Matthew Carter’s summer hideaway is not in the Hamptons, the Catskills or on the Jersey Shore. It does not require a car ride or a small fortune to keep up.
Mr. Carter, 32, an adjunct professor of music at the City College of New York, simply holes up at the Inwood Library in northern Manhattan with his research books. It is quiet, air-conditioned and open every day.
“I’m a total leech of public libraries,” he said. “It’s my summer hangout. It’s where I spend the majority of my time, and where I’m most productive.”
It is also a place where he has a lot of company.
Far from becoming irrelevant in the digital age, libraries in New York City and around the nation are thriving: adding weekend and evening hours; hiring more librarians and staff; and expanding their catalog of classes and services to include things like job counseling, coding classes and knitting groups.
No longer just repositories for books, public libraries have reinvented themselves as one-stop community centers that aim to offer something for everyone. In so doing, they are reaffirming their role as an essential part of civic life in America by making themselves indispensable to new generations of patrons.
Story time at libraries in Manhattan and the Bronx is now so popular that ticket lines must be formed, while coding classes have waiting lists in the thousands. A library in Prospect Heights, Brooklyn, runs a fully equipped recording studio that can be reserved at no cost; many libraries in the borough lend laptops and portable wireless devices to those without internet access at home.
In Queens, which has a large South Asian population, a library in Jamaica offers sewing classes in Bengali for Bangladeshi women, some of whom now earn a living as seamstresses. Libraries in Flushing and South Jamaica teach social media skills to small-business owners. Nationally, public libraries are redefining their mission at a time when access to technology, and the ability to use it, is said to deepen class stratification, leaving many poor and disadvantaged communities behind. Sari Feldman, president of the American Library Association, said library workers had shown people how to file online for welfare benefits and taught classes in science, technology, engineering and math to children who could not afford to go to summer camps.
“All libraries are having a renaissance,” Ms. Feldman said. “We’re seeing that libraries have really stepped up to take on roles that are needed in a community.”
New York City’s 217 public libraries have rebounded in the past two years amid an infusion of city dollars, after years of budget and service cuts.
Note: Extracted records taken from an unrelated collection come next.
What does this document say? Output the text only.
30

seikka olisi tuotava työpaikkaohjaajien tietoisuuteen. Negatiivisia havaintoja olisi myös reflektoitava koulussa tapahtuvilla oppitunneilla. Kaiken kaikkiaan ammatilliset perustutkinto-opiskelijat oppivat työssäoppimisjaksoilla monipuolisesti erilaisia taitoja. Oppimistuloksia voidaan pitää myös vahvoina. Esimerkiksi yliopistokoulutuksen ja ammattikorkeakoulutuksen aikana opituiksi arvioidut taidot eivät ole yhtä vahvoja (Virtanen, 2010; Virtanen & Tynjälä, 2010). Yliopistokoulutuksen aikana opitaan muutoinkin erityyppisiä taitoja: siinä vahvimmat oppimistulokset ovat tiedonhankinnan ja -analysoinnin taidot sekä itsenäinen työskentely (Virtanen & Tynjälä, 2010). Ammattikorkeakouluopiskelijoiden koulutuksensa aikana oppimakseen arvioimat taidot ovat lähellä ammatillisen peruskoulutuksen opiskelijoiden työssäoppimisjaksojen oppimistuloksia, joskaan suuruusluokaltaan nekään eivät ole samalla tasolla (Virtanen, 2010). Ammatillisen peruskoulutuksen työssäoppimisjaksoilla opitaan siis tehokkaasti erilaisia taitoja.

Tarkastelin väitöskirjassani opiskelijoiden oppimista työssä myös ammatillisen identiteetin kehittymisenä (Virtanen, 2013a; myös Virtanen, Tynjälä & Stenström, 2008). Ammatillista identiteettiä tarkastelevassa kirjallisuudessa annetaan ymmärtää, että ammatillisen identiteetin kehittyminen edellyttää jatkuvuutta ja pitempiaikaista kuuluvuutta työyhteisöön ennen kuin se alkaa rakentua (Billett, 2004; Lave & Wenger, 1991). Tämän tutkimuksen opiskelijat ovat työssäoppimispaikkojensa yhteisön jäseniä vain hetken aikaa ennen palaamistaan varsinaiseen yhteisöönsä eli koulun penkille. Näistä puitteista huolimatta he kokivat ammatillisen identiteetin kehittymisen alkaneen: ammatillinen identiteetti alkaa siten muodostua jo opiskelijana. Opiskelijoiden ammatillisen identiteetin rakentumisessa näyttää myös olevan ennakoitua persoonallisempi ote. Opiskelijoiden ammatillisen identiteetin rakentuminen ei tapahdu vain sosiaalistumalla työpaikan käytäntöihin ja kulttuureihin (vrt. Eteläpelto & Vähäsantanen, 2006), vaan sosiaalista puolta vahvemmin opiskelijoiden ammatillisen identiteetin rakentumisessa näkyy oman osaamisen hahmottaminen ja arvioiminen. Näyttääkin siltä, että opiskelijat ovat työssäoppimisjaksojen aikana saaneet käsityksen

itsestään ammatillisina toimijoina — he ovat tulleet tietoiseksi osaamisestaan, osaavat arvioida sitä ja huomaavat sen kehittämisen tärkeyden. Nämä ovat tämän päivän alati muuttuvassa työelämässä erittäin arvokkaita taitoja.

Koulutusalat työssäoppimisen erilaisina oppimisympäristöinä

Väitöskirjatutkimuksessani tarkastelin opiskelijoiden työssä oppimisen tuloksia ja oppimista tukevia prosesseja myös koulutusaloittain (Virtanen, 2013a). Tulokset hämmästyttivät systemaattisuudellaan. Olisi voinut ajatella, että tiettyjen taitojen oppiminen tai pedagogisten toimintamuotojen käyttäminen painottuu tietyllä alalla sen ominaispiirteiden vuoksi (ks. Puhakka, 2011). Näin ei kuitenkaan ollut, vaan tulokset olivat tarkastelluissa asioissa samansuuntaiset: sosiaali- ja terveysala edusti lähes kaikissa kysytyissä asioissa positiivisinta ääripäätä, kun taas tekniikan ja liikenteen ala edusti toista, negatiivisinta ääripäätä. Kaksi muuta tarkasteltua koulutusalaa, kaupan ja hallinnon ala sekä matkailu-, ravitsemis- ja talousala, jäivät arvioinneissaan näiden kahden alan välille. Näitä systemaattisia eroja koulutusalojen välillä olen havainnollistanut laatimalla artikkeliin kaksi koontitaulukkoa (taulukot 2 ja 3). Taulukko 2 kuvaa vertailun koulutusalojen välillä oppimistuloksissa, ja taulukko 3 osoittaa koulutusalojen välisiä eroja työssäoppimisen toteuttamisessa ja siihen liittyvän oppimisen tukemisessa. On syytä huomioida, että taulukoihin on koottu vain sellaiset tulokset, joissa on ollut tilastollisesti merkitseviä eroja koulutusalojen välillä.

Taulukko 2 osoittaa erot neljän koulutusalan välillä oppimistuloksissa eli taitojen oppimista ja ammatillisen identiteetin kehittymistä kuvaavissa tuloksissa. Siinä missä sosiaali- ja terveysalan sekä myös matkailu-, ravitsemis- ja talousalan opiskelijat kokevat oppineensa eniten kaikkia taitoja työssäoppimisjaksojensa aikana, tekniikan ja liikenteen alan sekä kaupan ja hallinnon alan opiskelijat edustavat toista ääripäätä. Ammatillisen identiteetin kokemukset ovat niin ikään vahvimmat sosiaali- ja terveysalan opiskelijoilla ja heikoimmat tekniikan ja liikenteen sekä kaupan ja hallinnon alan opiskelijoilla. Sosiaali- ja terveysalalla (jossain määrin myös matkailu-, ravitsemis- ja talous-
An outpouring of support from library lovers has served as a reminder that the institutions are a crucial part of many lives.
A recent contest to recognize neighborhood libraries underscored their vitality: 18,766 online and paper nominations were submitted in one month, up from about 4,300 when the yearly competition was started in 2013. Nearly every library was nominated at least once. Some received hundreds of nods.
One young man wrote that he was homeless when he started going to the Arverne branch of the Queens Library, where the staff not only helped him study to become a security guard but also hired him to work as a mentor to teenagers. Today, that man, Richard Johnson, has two jobs and his own apartment.
“Ever since becoming a member of the Queens Library, I have been bettering my life,” he wrote in his statement.
The city’s three library systems — the New York Public Library, the Brooklyn Public Library and the Queens Library — have intensified their efforts to mobilize the public. An exhibit at the New York Public Library’s landmark building on Fifth Avenue last year highlighted Andrew Carnegie’s 1901 gift of $5.2 million to build a network of city libraries, in a pointed reminder that the city had promised, in return, to pay for their operation and upkeep.
In the past two years, more than 250,000 people, including the author Judy Blume and the musician Patti Smith, have signed on to a letter campaign in support of the libraries. Library workers have held story time on the steps of City Hall, and showed up at budget hearings in bright orange T-shirts emblazoned with the words: “Keep Investing in Libraries, Keep Investing in New Yorkers.”